Berdasarkan PP No. 35 Tahun 2021 dan UU No. 6 Tahun 2023 (UU Cipta Kerja), pemerintah bersama pengusaha dan pekerja justru diwajibkan mengupayakan agar tidak terjadi PHK.
”Dinas tidak dapat secara sepihak merekomendasikan PHK tanpa prosedur. Sebagai instansi pembina, kami wajib menjaga netralitas dan tidak boleh memihak secara prematur sebelum adanya risalah mediasi yang sah atau putusan hukum tetap,” tegasnya.
Sesalkan Aksi Demonstrasi
Disnakertrans juga menyayangkan aksi orasi yang kembali dilakukan pada Jumat (27/3). Menurutnya, aksi tersebut terjadi di tengah proses administratif yang sebenarnya sedang berjalan secara proaktif oleh pihak dinas.
Ia mengingatkan bahwa penyelesaian perselisihan hubungan industrial (PHI) telah diatur dalam UU No. 2 Tahun 2004, yang mewajibkan tahapan berjenjang mulai dari Bipartit hingga Tripartit.
”Rekomendasi atau anjuran tertulis hanya bisa dikeluarkan setelah seluruh tahapan klarifikasi selesai, bukan melalui tekanan massa. Kami mengimbau semua pihak untuk menghormati proses hukum yang sedang berjalan,” tambahnya.
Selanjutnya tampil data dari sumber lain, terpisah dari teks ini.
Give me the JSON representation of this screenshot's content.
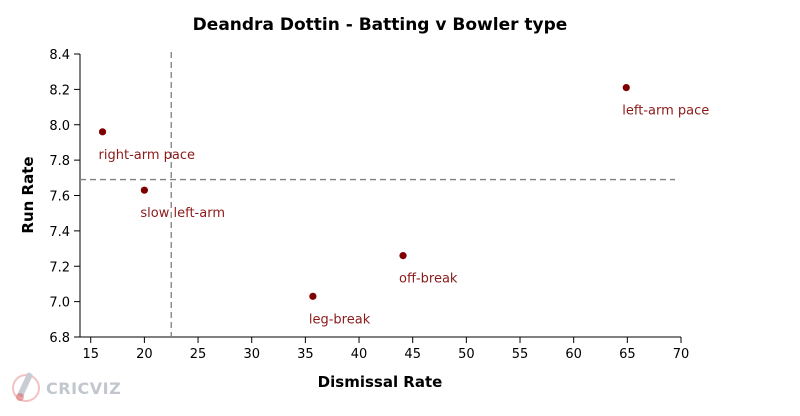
{
  "chart_data": {
    "type": "scatter",
    "title": "Deandra Dottin - Batting v Bowler type",
    "xlabel": "Dismissal Rate",
    "ylabel": "Run Rate",
    "xlim": [
      14,
      70
    ],
    "ylim": [
      6.8,
      8.4
    ],
    "xticks": [
      15,
      20,
      25,
      30,
      35,
      40,
      45,
      50,
      55,
      60,
      65,
      70
    ],
    "yticks": [
      6.8,
      7.0,
      7.2,
      7.4,
      7.6,
      7.8,
      8.0,
      8.2,
      8.4
    ],
    "points": [
      {
        "label": "right-arm pace",
        "x": 16.1,
        "y": 7.96
      },
      {
        "label": "slow left-arm",
        "x": 20.0,
        "y": 7.63
      },
      {
        "label": "leg-break",
        "x": 35.7,
        "y": 7.03
      },
      {
        "label": "off-break",
        "x": 44.1,
        "y": 7.26
      },
      {
        "label": "left-arm pace",
        "x": 64.9,
        "y": 8.21
      }
    ],
    "reference_lines": {
      "x": 22.5,
      "y": 7.69
    },
    "point_color": "#7f0000",
    "label_color": "#8b1a1a",
    "reference_color": "#808080",
    "grid": false,
    "legend": "none"
  },
  "branding": {
    "logo_text": "CRICVIZ",
    "logo_color": "#c2c7ce",
    "logo_icon": "cricket-bat-ball-icon"
  }
}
Komitmen Pemerintah Daerah
Di akhir keterangannya, Devi menegaskan bahwa Pemerintah Kabupaten Ketapang tetap berkomitmen menjadi fasilitator yang adil. Namun, ia menekankan bahwa setiap keputusan pejabat negara harus berpijak pada koridor hukum agar tidak terjadi penyalahgunaan wewenang (abuse of power).
Disnakertrans mengajak LBH Kapuas Raya Indonesia untuk kembali fokus pada substansi permasalahan dan mengikuti tahapan PHI demi menjamin kepastian hukum bagi para pekerja.